A/B Testing compares different versions of your ads so you can see what works best and use that to improve future campaigns.
 

These are best practices for Facebook A/B Testing:
 

  • Test only one variable for more conclusive results

You will have more conclusive results for your test if your ad sets are identical except for the variable that you're testing.

  • Focus on a measurable hypothesis

Once you figure out what you want to test, create a testable hypothesis that enables you to improve future campaigns. For example, you might start with a general question like, "Do I get better results when I change my delivery optimization?" This can be refined to something more specific, like "Do I get a lower cost per result when I optimize for link clicks or landing page views?" From there, you can set a specific hypothesis, like "My cost per result will be lower when I optimize for landing page views." 

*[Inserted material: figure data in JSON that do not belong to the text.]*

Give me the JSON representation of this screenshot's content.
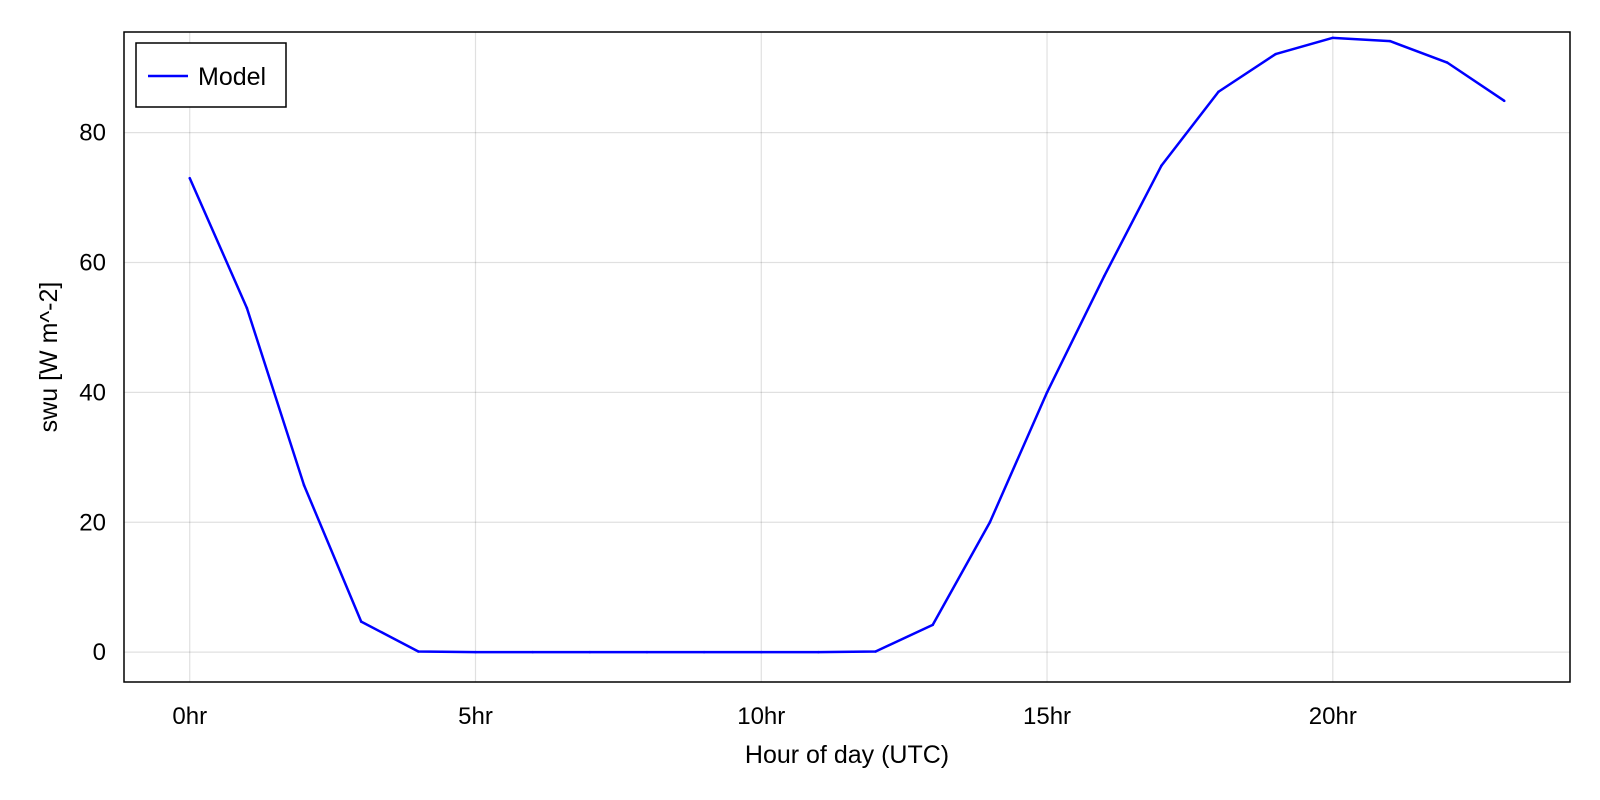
{
  "chart_data": {
    "type": "line",
    "xlabel": "Hour of day (UTC)",
    "ylabel": "swu [W m^-2]",
    "xlim": [
      -1.15,
      24.15
    ],
    "ylim": [
      -4.6,
      95.5
    ],
    "x_ticks": [
      {
        "value": 0,
        "label": "0hr"
      },
      {
        "value": 5,
        "label": "5hr"
      },
      {
        "value": 10,
        "label": "10hr"
      },
      {
        "value": 15,
        "label": "15hr"
      },
      {
        "value": 20,
        "label": "20hr"
      }
    ],
    "y_ticks": [
      {
        "value": 0,
        "label": "0"
      },
      {
        "value": 20,
        "label": "20"
      },
      {
        "value": 40,
        "label": "40"
      },
      {
        "value": 60,
        "label": "60"
      },
      {
        "value": 80,
        "label": "80"
      }
    ],
    "grid": true,
    "legend_position": "top-left",
    "series": [
      {
        "name": "Model",
        "color": "#0000ff",
        "x": [
          0,
          1,
          2,
          3,
          4,
          5,
          6,
          7,
          8,
          9,
          10,
          11,
          12,
          13,
          14,
          15,
          16,
          17,
          18,
          19,
          20,
          21,
          22,
          23
        ],
        "y": [
          73,
          53,
          25.7,
          4.7,
          0.1,
          0,
          0,
          0,
          0,
          0,
          0,
          0,
          0.1,
          4.2,
          20,
          40,
          57.9,
          74.9,
          86.3,
          92.1,
          94.6,
          94.1,
          90.8,
          84.9
        ]
      }
    ]
  }
}
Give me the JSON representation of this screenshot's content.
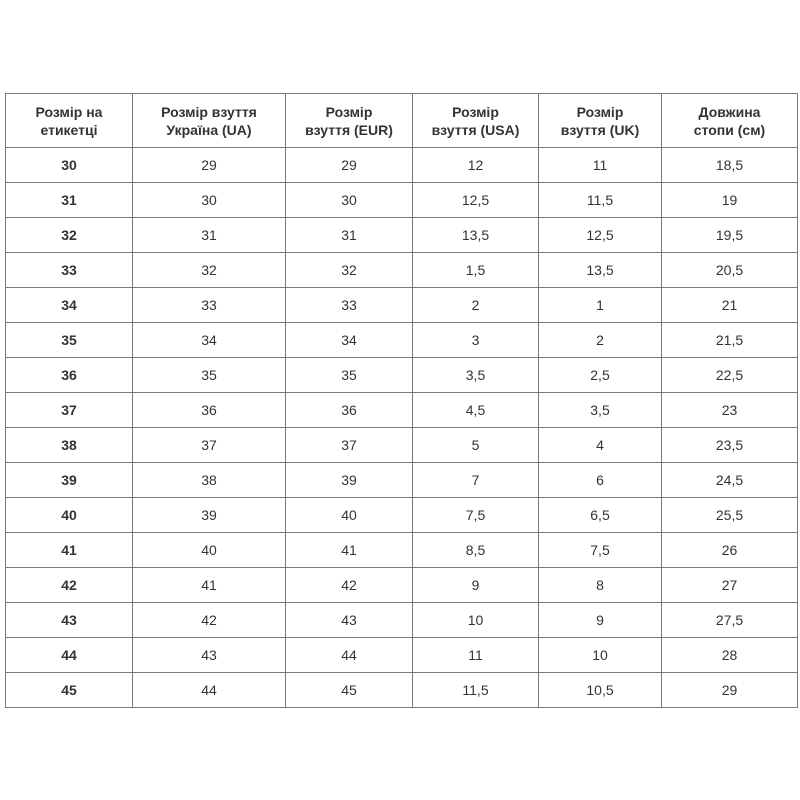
{
  "headers": [
    "Розмір на етикетці",
    "Розмір взуття Україна (UA)",
    "Розмір взуття (EUR)",
    "Розмір взуття (USA)",
    "Розмір взуття (UK)",
    "Довжина стопи (см)"
  ],
  "header_lines": [
    [
      "Розмір на",
      "етикетці"
    ],
    [
      "Розмір взуття",
      "Україна (UA)"
    ],
    [
      "Розмір",
      "взуття (EUR)"
    ],
    [
      "Розмір",
      "взуття (USA)"
    ],
    [
      "Розмір",
      "взуття (UK)"
    ],
    [
      "Довжина",
      "стопи (см)"
    ]
  ],
  "rows": [
    [
      "30",
      "29",
      "29",
      "12",
      "11",
      "18,5"
    ],
    [
      "31",
      "30",
      "30",
      "12,5",
      "11,5",
      "19"
    ],
    [
      "32",
      "31",
      "31",
      "13,5",
      "12,5",
      "19,5"
    ],
    [
      "33",
      "32",
      "32",
      "1,5",
      "13,5",
      "20,5"
    ],
    [
      "34",
      "33",
      "33",
      "2",
      "1",
      "21"
    ],
    [
      "35",
      "34",
      "34",
      "3",
      "2",
      "21,5"
    ],
    [
      "36",
      "35",
      "35",
      "3,5",
      "2,5",
      "22,5"
    ],
    [
      "37",
      "36",
      "36",
      "4,5",
      "3,5",
      "23"
    ],
    [
      "38",
      "37",
      "37",
      "5",
      "4",
      "23,5"
    ],
    [
      "39",
      "38",
      "39",
      "7",
      "6",
      "24,5"
    ],
    [
      "40",
      "39",
      "40",
      "7,5",
      "6,5",
      "25,5"
    ],
    [
      "41",
      "40",
      "41",
      "8,5",
      "7,5",
      "26"
    ],
    [
      "42",
      "41",
      "42",
      "9",
      "8",
      "27"
    ],
    [
      "43",
      "42",
      "43",
      "10",
      "9",
      "27,5"
    ],
    [
      "44",
      "43",
      "44",
      "11",
      "10",
      "28"
    ],
    [
      "45",
      "44",
      "45",
      "11,5",
      "10,5",
      "29"
    ]
  ]
}
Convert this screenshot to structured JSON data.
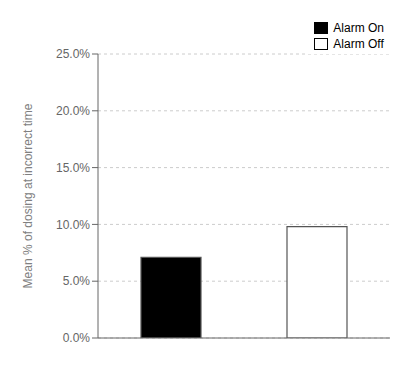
{
  "chart_data": {
    "type": "bar",
    "ylabel": "Mean % of dosing at incorrect time",
    "categories": [
      "Alarm On",
      "Alarm Off"
    ],
    "values": [
      7.1,
      9.8
    ],
    "colors": [
      "#000000",
      "#ffffff"
    ],
    "ylim": [
      0,
      25
    ],
    "yticks": [
      {
        "value": 0,
        "label": "0.0%"
      },
      {
        "value": 5,
        "label": "5.0%"
      },
      {
        "value": 10,
        "label": "10.0%"
      },
      {
        "value": 15,
        "label": "15.0%"
      },
      {
        "value": 20,
        "label": "20.0%"
      },
      {
        "value": 25,
        "label": "25.0%"
      }
    ],
    "grid": true,
    "legend": "upper right",
    "tick_labels": "y"
  }
}
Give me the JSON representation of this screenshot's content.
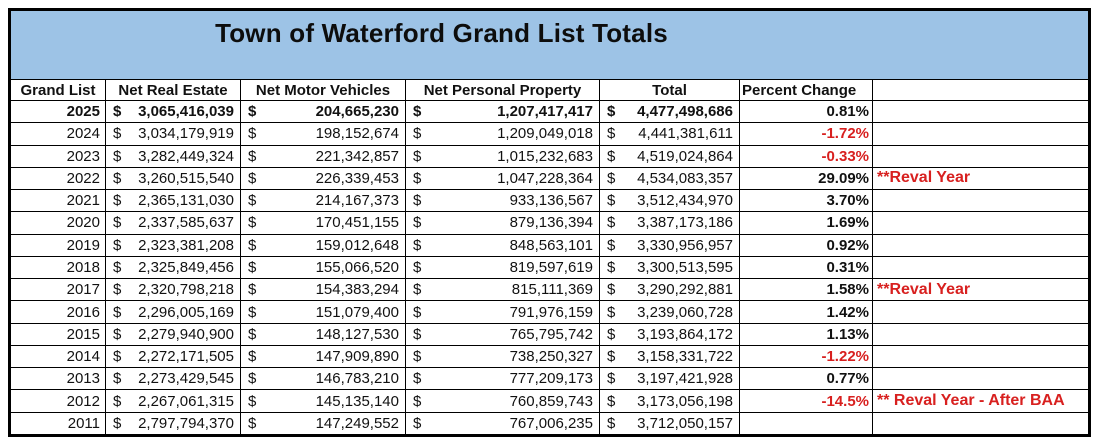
{
  "title": "Town of Waterford Grand List Totals",
  "currency_symbol": "$",
  "columns": {
    "grand_list": "Grand List",
    "net_real_estate": "Net Real Estate",
    "net_motor_vehicles": "Net Motor Vehicles",
    "net_personal_property": "Net Personal Property",
    "total": "Total",
    "percent_change": "Percent Change",
    "notes": ""
  },
  "colors": {
    "title_band_blue": "#9DC3E6",
    "negative_and_note_red": "#D8201F",
    "grid_line_black": "#000000"
  },
  "rows": [
    {
      "year": "2025",
      "net_real_estate": "3,065,416,039",
      "net_motor_vehicles": "204,665,230",
      "net_personal_property": "1,207,417,417",
      "total": "4,477,498,686",
      "percent_change": "0.81%",
      "percent_negative": false,
      "note": "",
      "emphasis": true
    },
    {
      "year": "2024",
      "net_real_estate": "3,034,179,919",
      "net_motor_vehicles": "198,152,674",
      "net_personal_property": "1,209,049,018",
      "total": "4,441,381,611",
      "percent_change": "-1.72%",
      "percent_negative": true,
      "note": "",
      "emphasis": false
    },
    {
      "year": "2023",
      "net_real_estate": "3,282,449,324",
      "net_motor_vehicles": "221,342,857",
      "net_personal_property": "1,015,232,683",
      "total": "4,519,024,864",
      "percent_change": "-0.33%",
      "percent_negative": true,
      "note": "",
      "emphasis": false
    },
    {
      "year": "2022",
      "net_real_estate": "3,260,515,540",
      "net_motor_vehicles": "226,339,453",
      "net_personal_property": "1,047,228,364",
      "total": "4,534,083,357",
      "percent_change": "29.09%",
      "percent_negative": false,
      "note": "**Reval Year",
      "emphasis": false
    },
    {
      "year": "2021",
      "net_real_estate": "2,365,131,030",
      "net_motor_vehicles": "214,167,373",
      "net_personal_property": "933,136,567",
      "total": "3,512,434,970",
      "percent_change": "3.70%",
      "percent_negative": false,
      "note": "",
      "emphasis": false
    },
    {
      "year": "2020",
      "net_real_estate": "2,337,585,637",
      "net_motor_vehicles": "170,451,155",
      "net_personal_property": "879,136,394",
      "total": "3,387,173,186",
      "percent_change": "1.69%",
      "percent_negative": false,
      "note": "",
      "emphasis": false
    },
    {
      "year": "2019",
      "net_real_estate": "2,323,381,208",
      "net_motor_vehicles": "159,012,648",
      "net_personal_property": "848,563,101",
      "total": "3,330,956,957",
      "percent_change": "0.92%",
      "percent_negative": false,
      "note": "",
      "emphasis": false
    },
    {
      "year": "2018",
      "net_real_estate": "2,325,849,456",
      "net_motor_vehicles": "155,066,520",
      "net_personal_property": "819,597,619",
      "total": "3,300,513,595",
      "percent_change": "0.31%",
      "percent_negative": false,
      "note": "",
      "emphasis": false
    },
    {
      "year": "2017",
      "net_real_estate": "2,320,798,218",
      "net_motor_vehicles": "154,383,294",
      "net_personal_property": "815,111,369",
      "total": "3,290,292,881",
      "percent_change": "1.58%",
      "percent_negative": false,
      "note": "**Reval Year",
      "emphasis": false
    },
    {
      "year": "2016",
      "net_real_estate": "2,296,005,169",
      "net_motor_vehicles": "151,079,400",
      "net_personal_property": "791,976,159",
      "total": "3,239,060,728",
      "percent_change": "1.42%",
      "percent_negative": false,
      "note": "",
      "emphasis": false
    },
    {
      "year": "2015",
      "net_real_estate": "2,279,940,900",
      "net_motor_vehicles": "148,127,530",
      "net_personal_property": "765,795,742",
      "total": "3,193,864,172",
      "percent_change": "1.13%",
      "percent_negative": false,
      "note": "",
      "emphasis": false
    },
    {
      "year": "2014",
      "net_real_estate": "2,272,171,505",
      "net_motor_vehicles": "147,909,890",
      "net_personal_property": "738,250,327",
      "total": "3,158,331,722",
      "percent_change": "-1.22%",
      "percent_negative": true,
      "note": "",
      "emphasis": false
    },
    {
      "year": "2013",
      "net_real_estate": "2,273,429,545",
      "net_motor_vehicles": "146,783,210",
      "net_personal_property": "777,209,173",
      "total": "3,197,421,928",
      "percent_change": "0.77%",
      "percent_negative": false,
      "note": "",
      "emphasis": false
    },
    {
      "year": "2012",
      "net_real_estate": "2,267,061,315",
      "net_motor_vehicles": "145,135,140",
      "net_personal_property": "760,859,743",
      "total": "3,173,056,198",
      "percent_change": "-14.5%",
      "percent_negative": true,
      "note": "** Reval Year - After BAA",
      "emphasis": false
    },
    {
      "year": "2011",
      "net_real_estate": "2,797,794,370",
      "net_motor_vehicles": "147,249,552",
      "net_personal_property": "767,006,235",
      "total": "3,712,050,157",
      "percent_change": "",
      "percent_negative": false,
      "note": "",
      "emphasis": false
    }
  ]
}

  • Use an ideal audience for the test

Your audience should be broad enough to support your test. Also, you shouldn't use this audience for any other campaigns that you're running at the same time.
Overlapping audiences may result in delivery problems and contaminate test results.

  • Use an ideal time frame

For the most reliable results, a minimum of 7-day tests is recommended. A/B Tests can only be run for a maximum of 30 days, but tests shorter than 7 days may produce inconclusive results.
Your ideal testing time frame may also depend on your objective and business vertical. For example, if you know your typical customer takes more than 7 days to convert after seeing an ad, you'd want to run your test for a longer period of time (such as 10 days) to allow enough time for these expected typical conversions to occur.

  • Set an ideal budget for your test
           Your test should have a budget that will produce enough results to confidently determine a winning strategy.